Travel agents warn against increase in scams as tourism industry continues to fall victim to fraudsters

It is very important to use a reputable travel agency, warn experts. File image.

It is very important to use a reputable travel agency, warn experts. File image.

Published Aug 26, 2023


Johannesburg - Spring is in the air and many South Africans are already planning their end-of -year holidays or at least thinking about it. In recent weeks, the travel industry has unexpectedly found itself in the spotlight, and not always for the right reasons. Fraud exists in all industries and sectors and the travel world isn’t immune.

CEO of the Association of Southern African Travel Agents (Asata), Otto de Vries, says knowing where to place trust can significantly mitigate risks.

“Asata members, representing more than 90% of the travel sector, are thoroughly vetted, ensuring travellers that they're partnering with true professionals. Beyond bookings, our members also rigorously vet their suppliers, amplifying safety in travel,” he said.

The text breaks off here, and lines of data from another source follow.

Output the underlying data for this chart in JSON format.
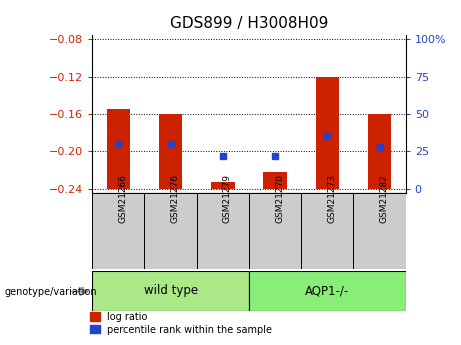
{
  "title": "GDS899 / H3008H09",
  "samples": [
    "GSM21266",
    "GSM21276",
    "GSM21279",
    "GSM21270",
    "GSM21273",
    "GSM21282"
  ],
  "log_ratio": [
    -0.155,
    -0.16,
    -0.233,
    -0.222,
    -0.12,
    -0.16
  ],
  "percentile_rank": [
    30,
    30,
    22,
    22,
    35,
    28
  ],
  "ylim_left": [
    -0.245,
    -0.075
  ],
  "yticks_left": [
    -0.08,
    -0.12,
    -0.16,
    -0.2,
    -0.24
  ],
  "yticks_right": [
    0,
    25,
    50,
    75,
    100
  ],
  "ytick_labels_right": [
    "0",
    "25",
    "50",
    "75",
    "100%"
  ],
  "bar_color": "#cc2200",
  "dot_color": "#2244cc",
  "wildtype_color": "#aae888",
  "aqp1_color": "#88ee77",
  "sample_box_color": "#cccccc",
  "group_label": "genotype/variation",
  "xlabel_wildtype": "wild type",
  "xlabel_aqp1": "AQP1-/-",
  "legend_log": "log ratio",
  "legend_pct": "percentile rank within the sample",
  "baseline": -0.24,
  "bar_width": 0.45,
  "n_wildtype": 3,
  "n_aqp1": 3
}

Recently, travellers who booked with Priority Escapes in Joburg were duped out of millions. The company has since shut its doors. Priority Escapes offered direct flights to the Seychelles and the Maldives but that arrangement was withdrawn by Air Seychelles and the company did not inform its clients.

“Unfortunately, Priority Escapes is not an Asata member and only time will tell how many travellers were scammed and what the damages will be. In these cases, recourse for clients is limited. What I can say is that any business that does not accept credit card payments, alarm bells should go off,” De Vries added.

The number of scams and fraudulent activity seems to be ever evolving, warns Asata CEO, Otto de Vries. Picture: Supplied.

Established in 1956, Asata promotes professional service in the travel industry for

both members and their clients. Asata’s membership is voluntary and includes South African retail travel agents, travel management companies, wholesalers and suppliers of travel-related products and services. The association also audits the books of its members annually to make sure the best practices are in place.

The demand in global travel rose by a staggering 31% in March 2023 compared to 2019 figures and is estimated to reach a whopping $853.8 billion by the close of 2023. But with booming industries come challenges. TransUnion’s 2021 data showed a 156% increase in travel fraud. For South Africans, aligning with esteemed industry organisations like Asata, acts as a protective barrier.

With its majority representation, Asata mandates its members to maintain stringent standards, ensuring travellers connect with only the most reputable professionals.

“When committing a significant amount for holidays, travellers need more than just promises. They require proven assurance. Asata stands as that beacon of trust in the travel realm, diligently guiding travellers towards genuine and professional industry experts,” De Vries emphasised.

But what pitfalls should South African travellers be vigilant about?

“Too Good To Be True” deals: The oldest trick in the book yet still alarmingly effective. Jaw-dropping prices, exclusive deals, and limited-time offers can make even the savviest traveller click. Remember, if an offer sounds too good to be true, it probably is.

Bogus Booking Websites: Behind polished designs and breathtaking destination photos lurk fraudsters waiting for your click. These faux websites vanish overnight, taking your hard-earned money with them.

Phantom Flight Tickets: A sudden deal to popular destinations like Nigeria, India, or Pakistan catches your eye. After payment, the airline ticket either never arrives, or if it does, it’s a fake.

The intent? Targeting those eager to visit friends and family and playing on your emotions.

High-Profile Event Scams: Major events, such as sports tournaments or religious pilgrimages, are a gold mine for scammers. With limited ticket availability driving up prices, events like the European Football Championships or the Olympics become hot targets for bogus offers.

Holiday Accommodation Scandals: Imagine this: A serene villa by the beach, listed at a steal. But in reality, it’s a web of lies spun on fake websites, or through hacked legitimate accounts and deceptive adverts spread across social media.

Email Traps: A seemingly innocent email from a “reputable” travel company might just be a phishing scheme. They’ll coax personal details out of you, often under the guise of “confirmation”.